An old question, this, but I struggled with this recently, so am adding this for current and future readers.

The basic answer is that, yes, the eigenvectors are sorted such that the ith eigenvector corresponds to the ith eigenvalue. However, note that the eigenvectors thus obtained may not be the actual eigenvectors you want. This is so because of the following.

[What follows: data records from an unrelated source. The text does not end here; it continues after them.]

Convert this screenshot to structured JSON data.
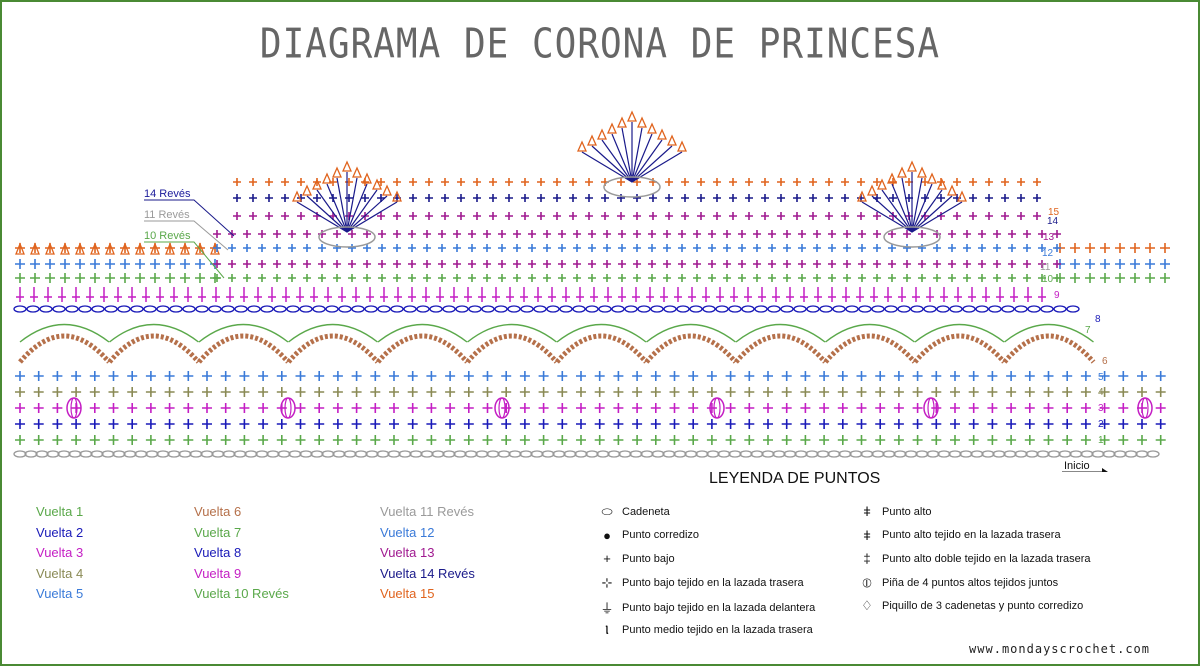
{
  "title": "DIAGRAMA DE CORONA DE PRINCESA",
  "legend_title": "LEYENDA DE PUNTOS",
  "start_label": "Inicio",
  "website": "www.mondayscrochet.com",
  "side_labels": [
    {
      "text": "14 Revés",
      "color": "#1a1a9a"
    },
    {
      "text": "11 Revés",
      "color": "#9a9a9a"
    },
    {
      "text": "10 Revés",
      "color": "#5aa84a"
    }
  ],
  "row_numbers": [
    "15",
    "14",
    "13",
    "12",
    "11",
    "10",
    "9",
    "8",
    "7",
    "6",
    "5",
    "4",
    "3",
    "2",
    "1"
  ],
  "rounds": [
    {
      "label": "Vuelta 1",
      "color": "#5aa84a"
    },
    {
      "label": "Vuelta 2",
      "color": "#1a1ab8"
    },
    {
      "label": "Vuelta 3",
      "color": "#c41ec4"
    },
    {
      "label": "Vuelta 4",
      "color": "#8a8a55"
    },
    {
      "label": "Vuelta 5",
      "color": "#3a7ad8"
    },
    {
      "label": "Vuelta 6",
      "color": "#b5704a"
    },
    {
      "label": "Vuelta 7",
      "color": "#5aa84a"
    },
    {
      "label": "Vuelta 8",
      "color": "#1a1ab8"
    },
    {
      "label": "Vuelta 9",
      "color": "#c41ec4"
    },
    {
      "label": "Vuelta 10 Revés",
      "color": "#5aa84a"
    },
    {
      "label": "Vuelta 11 Revés",
      "color": "#9a9a9a"
    },
    {
      "label": "Vuelta 12",
      "color": "#3a7ad8"
    },
    {
      "label": "Vuelta 13",
      "color": "#a01a90"
    },
    {
      "label": "Vuelta 14 Revés",
      "color": "#1a1a8a"
    },
    {
      "label": "Vuelta 15",
      "color": "#e0641e"
    }
  ],
  "stitches_left": [
    {
      "symbol": "⬭",
      "label": "Cadeneta"
    },
    {
      "symbol": "●",
      "label": "Punto corredizo"
    },
    {
      "symbol": "+",
      "label": "Punto bajo"
    },
    {
      "symbol": "⊹",
      "label": "Punto bajo tejido en la lazada trasera"
    },
    {
      "symbol": "⏚",
      "label": "Punto bajo tejido en la lazada delantera"
    },
    {
      "symbol": "Ⲓ",
      "label": "Punto medio tejido en la lazada trasera"
    }
  ],
  "stitches_right": [
    {
      "symbol": "ǂ",
      "label": "Punto alto"
    },
    {
      "symbol": "ǂ",
      "label": "Punto alto tejido en la lazada trasera"
    },
    {
      "symbol": "‡",
      "label": "Punto alto doble tejido en la lazada trasera"
    },
    {
      "symbol": "⦶",
      "label": "Piña de 4 puntos altos tejidos juntos"
    },
    {
      "symbol": "♢",
      "label": "Piquillo de 3 cadenetas y punto corredizo"
    }
  ]
}
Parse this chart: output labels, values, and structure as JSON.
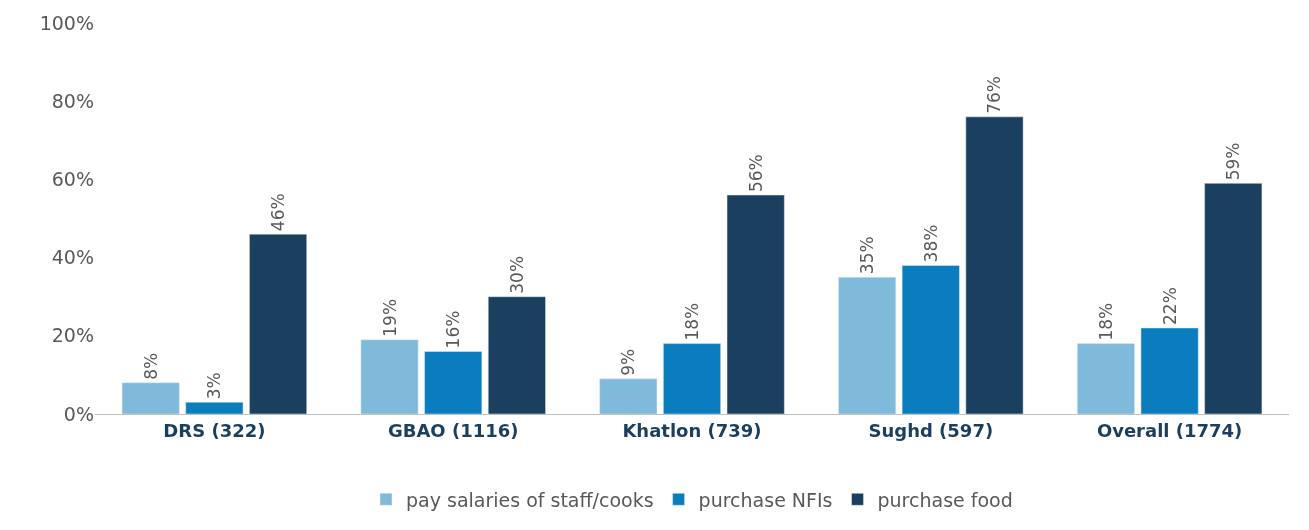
{
  "chart_data": {
    "type": "bar",
    "categories": [
      "DRS (322)",
      "GBAO (1116)",
      "Khatlon (739)",
      "Sughd (597)",
      "Overall (1774)"
    ],
    "series": [
      {
        "name": "pay salaries of staff/cooks",
        "color": "#7fbadb",
        "values": [
          8,
          19,
          9,
          35,
          18
        ],
        "value_labels": [
          "8%",
          "19%",
          "9%",
          "35%",
          "18%"
        ]
      },
      {
        "name": "purchase NFIs",
        "color": "#0a7dbf",
        "values": [
          3,
          16,
          18,
          38,
          22
        ],
        "value_labels": [
          "3%",
          "16%",
          "18%",
          "38%",
          "22%"
        ]
      },
      {
        "name": "purchase food",
        "color": "#1b3f5f",
        "values": [
          46,
          30,
          56,
          76,
          59
        ],
        "value_labels": [
          "46%",
          "30%",
          "56%",
          "76%",
          "59%"
        ]
      }
    ],
    "ylim": [
      0,
      100
    ],
    "yticks": [
      {
        "value": 0,
        "label": "0%"
      },
      {
        "value": 20,
        "label": "20%"
      },
      {
        "value": 40,
        "label": "40%"
      },
      {
        "value": 60,
        "label": "60%"
      },
      {
        "value": 80,
        "label": "80%"
      },
      {
        "value": 100,
        "label": "100%"
      }
    ],
    "legend": "bottom"
  }
}
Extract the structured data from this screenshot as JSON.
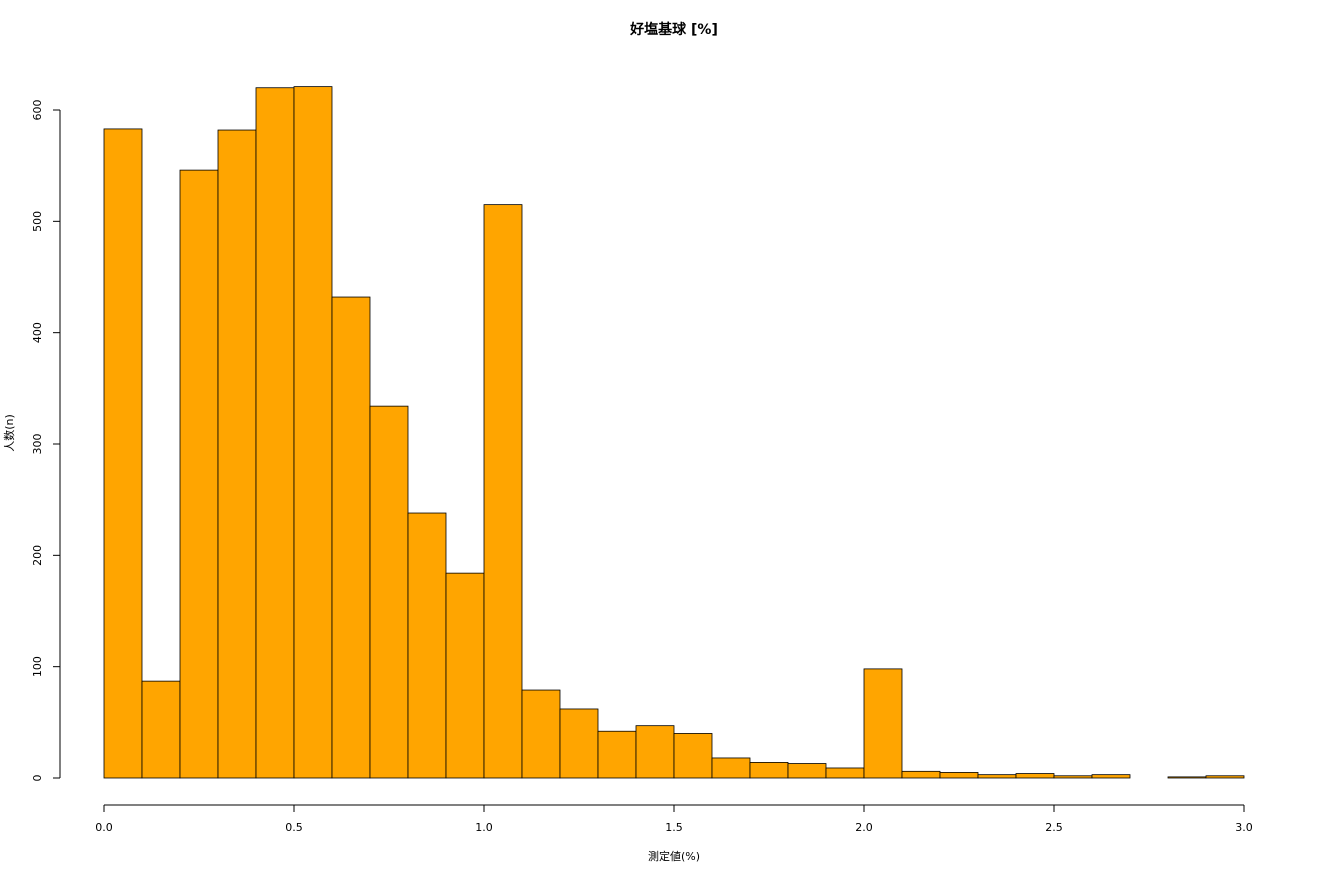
{
  "chart_data": {
    "type": "histogram",
    "title": "好塩基球 [%]",
    "x_label": "測定値(%)",
    "y_label": "人数(n)",
    "bins": [
      0,
      0.1,
      0.2,
      0.3,
      0.4,
      0.5,
      0.6,
      0.7,
      0.8,
      0.9,
      1.0,
      1.1,
      1.2,
      1.3,
      1.4,
      1.5,
      1.6,
      1.7,
      1.8,
      1.9,
      2.0,
      2.1,
      2.2,
      2.3,
      2.4,
      2.5,
      2.6,
      2.7,
      2.8,
      2.9,
      3.0
    ],
    "counts": [
      583,
      87,
      546,
      582,
      620,
      621,
      432,
      334,
      238,
      184,
      515,
      79,
      62,
      42,
      47,
      40,
      18,
      14,
      13,
      9,
      98,
      6,
      5,
      3,
      4,
      2,
      3,
      0,
      1,
      2
    ],
    "color": "#ffa500",
    "edge_color": "#000000",
    "xlim": [
      0,
      3
    ],
    "xticks": [
      {
        "value": 0,
        "label": "0.0"
      },
      0.5,
      {
        "value": 1,
        "label": "1.0"
      },
      1.5,
      {
        "value": 2,
        "label": "2.0"
      },
      2.5,
      {
        "value": 3,
        "label": "3.0"
      }
    ],
    "ylim": [
      0,
      600
    ],
    "yticks": [
      0,
      100,
      200,
      300,
      400,
      500,
      600
    ]
  }
}
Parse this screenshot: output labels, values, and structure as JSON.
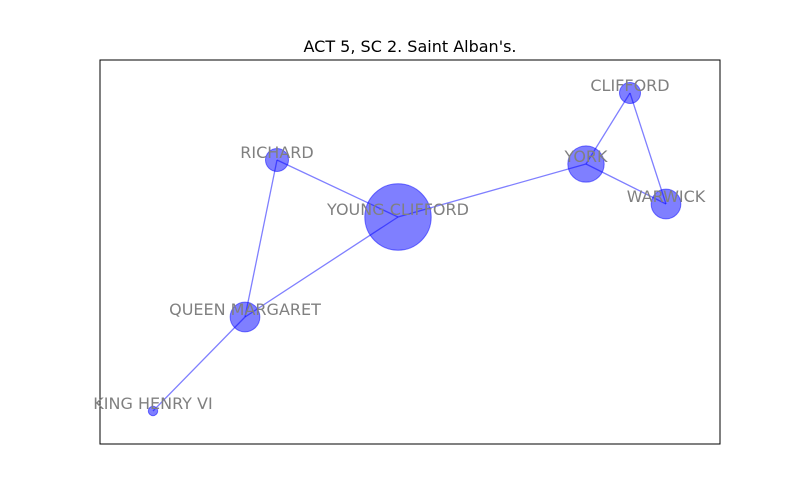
{
  "title": "ACT 5, SC 2. Saint Alban's.",
  "colors": {
    "node": "#0000ff",
    "edge": "#0000ff",
    "label": "#808080",
    "frame": "#000000"
  },
  "nodes": [
    {
      "id": "young-clifford",
      "label": "YOUNG CLIFFORD",
      "weight": 10
    },
    {
      "id": "york",
      "label": "YORK",
      "weight": 3
    },
    {
      "id": "clifford",
      "label": "CLIFFORD",
      "weight": 1
    },
    {
      "id": "warwick",
      "label": "WARWICK",
      "weight": 2
    },
    {
      "id": "richard",
      "label": "RICHARD",
      "weight": 1.2
    },
    {
      "id": "queen-margaret",
      "label": "QUEEN MARGARET",
      "weight": 2
    },
    {
      "id": "king-henry-vi",
      "label": "KING HENRY VI",
      "weight": 0.2
    }
  ],
  "edges": [
    {
      "source": "richard",
      "target": "young-clifford"
    },
    {
      "source": "richard",
      "target": "queen-margaret"
    },
    {
      "source": "young-clifford",
      "target": "york"
    },
    {
      "source": "young-clifford",
      "target": "queen-margaret"
    },
    {
      "source": "queen-margaret",
      "target": "king-henry-vi"
    },
    {
      "source": "york",
      "target": "clifford"
    },
    {
      "source": "york",
      "target": "warwick"
    },
    {
      "source": "clifford",
      "target": "warwick"
    }
  ]
}
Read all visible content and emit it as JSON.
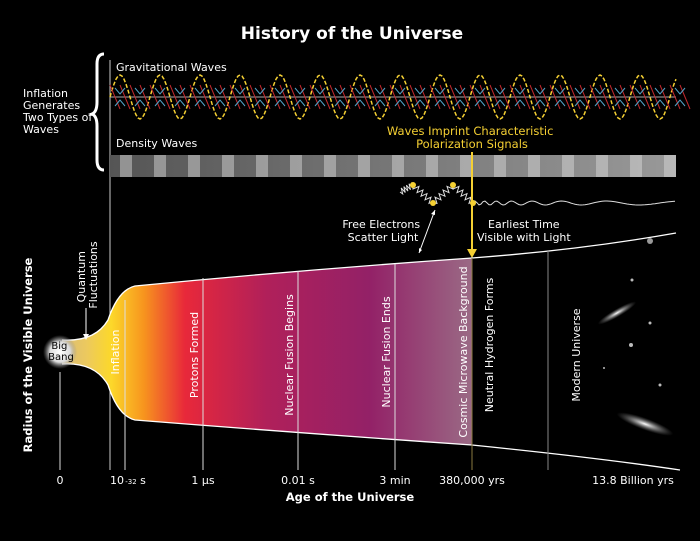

Since the ?steqr functions work only on tridiagonal matrices, one typically uses LAPACK's ?sytrd functions to first transform one's original symmetric matrix, call it M, to a tridiagonal form, call it T, such that M = QTQ^T where Q is an orthogonal matrix (and Q^T denotes its transpose). One then applies the ?steqr function on this tridiagonal matrix T to find its eigenvalues and eigenvectors. Now the eigenvalues thus obtained (of T) are exactly the same as the eigenvalues of M, so if one only wants the eigenvalues one can stop here. But if one is interested in the eigenvectors, like the OP, then one needs to bear in mind that the eigenvectors of T and M are different. To find the eigenvectors of the original matrix M, one needs to left-multiply the obtained eigenvectors of T by Q. This is very easily done by using the LAPACK functions orgtr or ormtr. See here for a clear explanation: https://software.intel.com/en-us/mkl-developer-reference-fortran-sytrd.

Yes, it is reasonable to assume that the eigenvectors are ordered so that the i-th eigenvector corresponds to the i-th eigenvalue.

Nevertheless, if I were you, I would check for each eigenvalue the result of the multiplication of the eigenvector by the matrix. This way you are sure that you interpret the output right, and you see explicitly the accuracy of the calculations.